“Instagram for music” app Soundtracking released an update for iOS today that boasts not only a sleek, redesigned UI, but also a couple of fun new features: the ability to tag friends and dedicate songs, as well as to see which jams are trending nearby.
If you’re not familiar with Soundtracking, here are the basics: It’s a music/social app that was founded in 2010 by ex-music video producer Steve Jang and its aim, in essence, is to allow people to document their musical experiences in the fullest way possible. What does that mean? Well, folks can share whatever they’re listening to at that particular moment — locating jams via search, music recognition or by tapping into iTunes — and tag that song with a picture and location. Friends can follow each other, as well as like and comment on snaps, and users can share their tagged songs on a variety of social networks.
Thursday, SoundTracking for iOS is out with some tweaks that the company hopes will make the experience of sharing tunes richer. To kick off, let’s talk aesthetics: The new version is an eyeful. First of all, the app’s activity feed offers up a lot more to peruse; users can now look at images that friends have attached to songs in-stream, as well as listen to those songs without navigating away. In the ease-of-use vein, the app also now features what it’s calling “fly out” buttons: nifty icons that populate any screen you happen to be checking out. Now, when you click “share,” they’ll pop up, allowing you to either access search, music recognition or your iTunes library.
SoundTracking has also gone the way of Facebook and Twitter by revamping its user profiles, allowing you to upload a larger, cover image in addition to your avatar (see above).
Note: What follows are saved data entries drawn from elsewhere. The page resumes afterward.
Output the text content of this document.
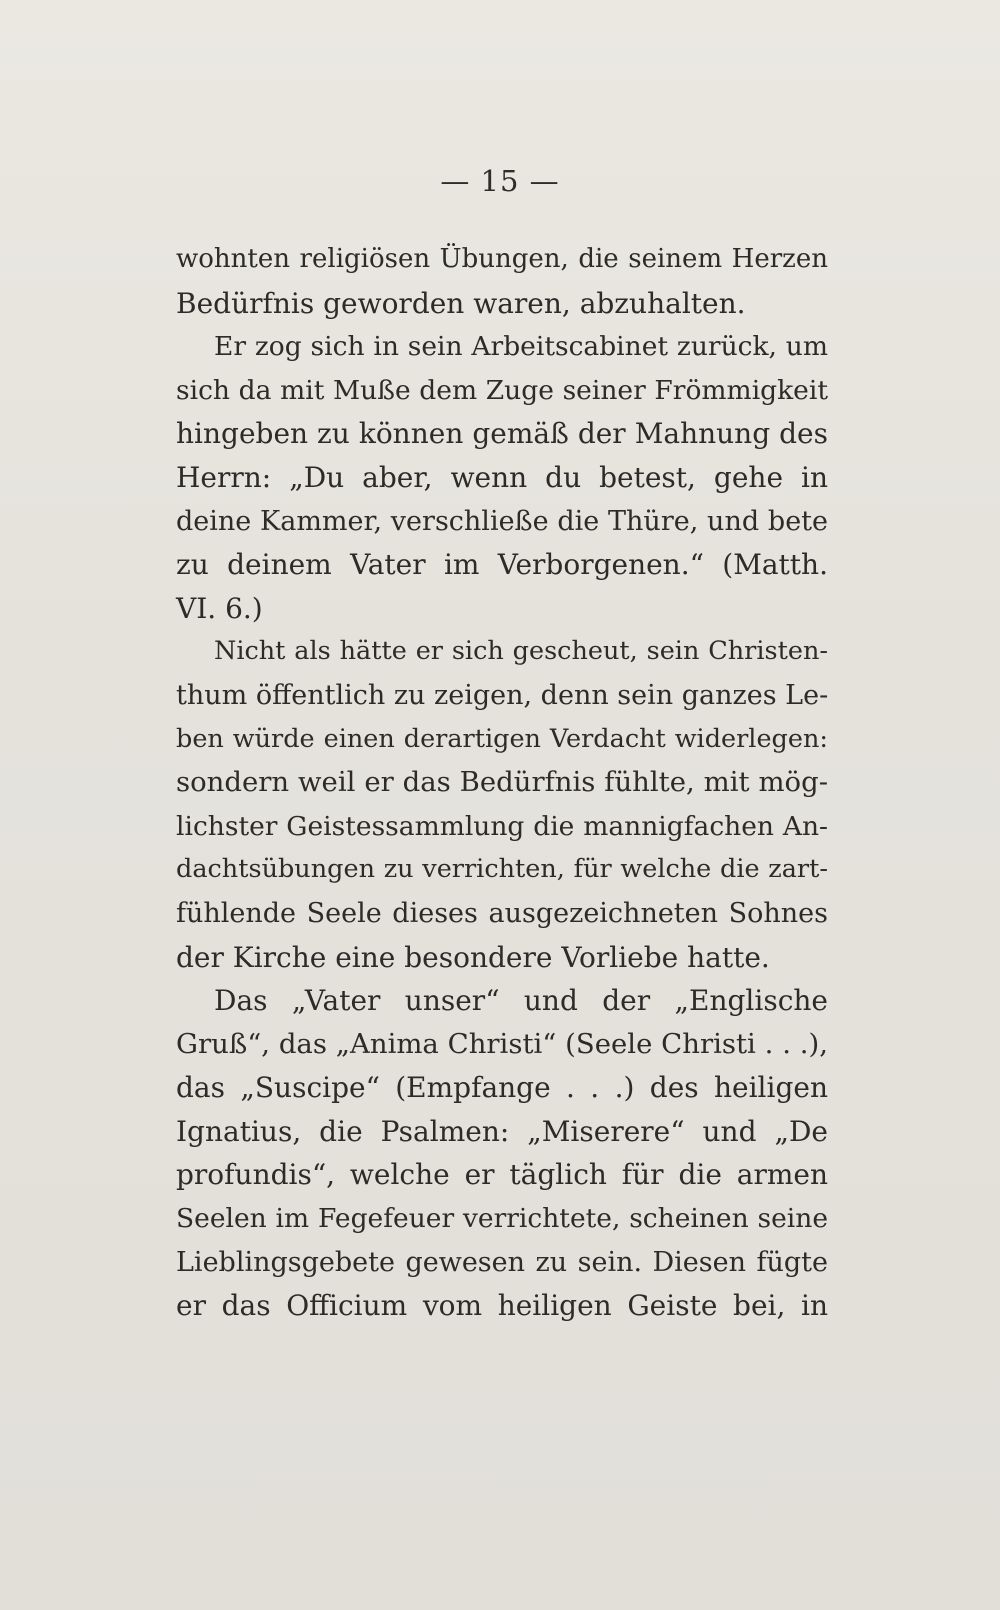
— 15 —
wohnten religiösen Übungen, die seinem Herzen
Bedürfnis geworden waren, abzuhalten.
Er zog sich in sein Arbeitscabinet zurück, um
sich da mit Muße dem Zuge seiner Frömmigkeit
hingeben zu können gemäß der Mahnung des
Herrn: „Du aber, wenn du betest, gehe in
deine Kammer, verschließe die Thüre, und bete
zu deinem Vater im Verborgenen.“ (Matth.
VI. 6.)
Nicht als hätte er sich gescheut, sein Christen-
thum öffentlich zu zeigen, denn sein ganzes Le-
ben würde einen derartigen Verdacht widerlegen:
sondern weil er das Bedürfnis fühlte, mit mög-
lichster Geistessammlung die mannigfachen An-
dachtsübungen zu verrichten, für welche die zart-
fühlende Seele dieses ausgezeichneten Sohnes
der Kirche eine besondere Vorliebe hatte.
Das „Vater unser“ und der „Englische
Gruß“, das „Anima Christi“ (Seele Christi . . .),
das „Suscipe“ (Empfange . . .) des heiligen
Ignatius, die Psalmen: „Miserere“ und „De
profundis“, welche er täglich für die armen
Seelen im Fegefeuer verrichtete, scheinen seine
Lieblingsgebete gewesen zu sein. Diesen fügte
er das Officium vom heiligen Geiste bei, in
All in all, the UI is more colorful, personal and user-friendly — making the experience visually as well as aurally pleasing.
When it comes to functional updates, SoundTracking is trending even more social with this iteration of the app. Now, in addition to tagging songs with photos and location, you can also tag friends. We can see this functioning as a way to dedicate a jam to someone (we wonder when the first marriage proposal will be) as well as to indicate who you’re hanging with when making musical memories.
Speaking of proximity, SoundTracking has also added the ability to check out which tagged tunes are trending in your immediate vicinity. Granted, this tweak will definitely raise some privacy-concerned eyebrows, but it should be interesting to see how musical tastes change based on geographic location.
According to SoundTracking, the company has already done some digging on the subject, revealing that in New York, the top artists in 2012 were Jay-Z, Kanye West, Alicia Keys and Fun. In Los Angeles, natives Kendrick Lamar and Maroon 5 were tops, and in San Francisco, Lady Gaga, the Lumineers and M83 resigned supreme. We’ll be interested to see what 2013 will bring.
While we’re on the subject of bands, here’s another nifty little addition: SoundTracking now has verified artist accounts, which is a nice tweak considering the fact that high-profile artists like Snoop Dogg (a.k.a. Lion), My Morning Jacket, Big Boi, A-Trak are SoundTracking users. When an artist signs up through Twitter with a verified account, they’ll automatically achieve that status on SoundTracking. Bands sans Twitter cred may hit up firstname.lastname@example.org to get that digital badge of approval.
Currently, SoundTracking is available on iOS, Spotify and Android, an update to which recently dropped in the Google Play store. That version varies somewhat from the iOS iteration, featuring a YouTube integration that allows users to tag videos to songs. That feature is absent from iOS apps because Apple chose to nix YouTube support from its current and future iOS updates this past summer.